Manila, Philippines: Environmental Science for Social Change (ESSC), Philippines, will make available the Philippines government’s geohazard maps on its Web site, www.essc.org.ph before the end of January, according to Leo Jasareno, Director of Mines and Geosciences Bureau (MGB). These maps have been prepared by the MGB.
Jasareno said, “We just want to raise the awareness on disasters such as floods and landslides. We want to reach out to the local government units (LGUs) and the people; we want to maximise the use of the information to the lowest unit of society given the technology.’’
The ESSC is a Jesuit research organisation that promotes environmental sustainability and social justice through the integration of scientific methodologies and social processes. Philippine media has already received digital copies of the maps, and agreed to upload these on their websites.
In the aftermath of recent landslide in Compostela Valley that killed at least 28 people and the December 16 flashfloods and mudslides in Cagayan de Oro and Iligan cities that left a death toll of more than 1,000, the existence of the geohazard maps has come to the fore anew.

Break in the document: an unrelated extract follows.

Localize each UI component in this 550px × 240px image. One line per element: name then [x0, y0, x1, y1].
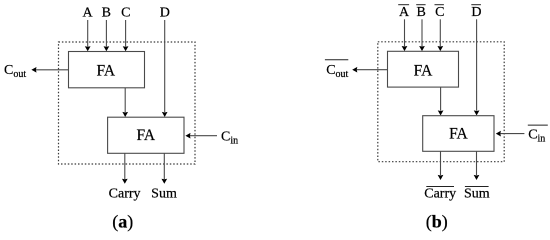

The issue is not whether the local government units used the maps, but whether they heeded MGB’s recommendation to move residents away from mountain slopes and near rivers and waterways, Jasareno said. “It was partially implemented. They forced the evacuation of people from danger areas, but after some time the people went back,’’ he said of Pantukan, the site of the recent landslide in Compostela Valley. “If the maps were followed, we would not have had casualties.’’
In the geohazard map, the colour-coded natural hazards—landslides, floods and flashfloods—are superimposed on the topographic map of the Philippine, from the province down to the municipal and barangay level, according to Jasareno.
The geo-hazard mapa, which take up 60 gigabytes and covers 700 sheets, has a “high resolution’’ unlike the map currently posted on MGB’s Web site www.mgb.gov.ph, Jasareno informed. The maps could come in handy in weather forecasts. TV or online news could flash the geohazard maps of provinces, towns or barangays that are in the path of a storm and vulnerable to either landslide or flood, and promptly warn people, he added.
The maps are on a scale of 1:50,000 (1 cm in the map corresponds to 500 meters on the ground). The MGB is magnifying the maps to a scale of 1 to 10,000 (1 cm is to 100 meters on the ground), he said.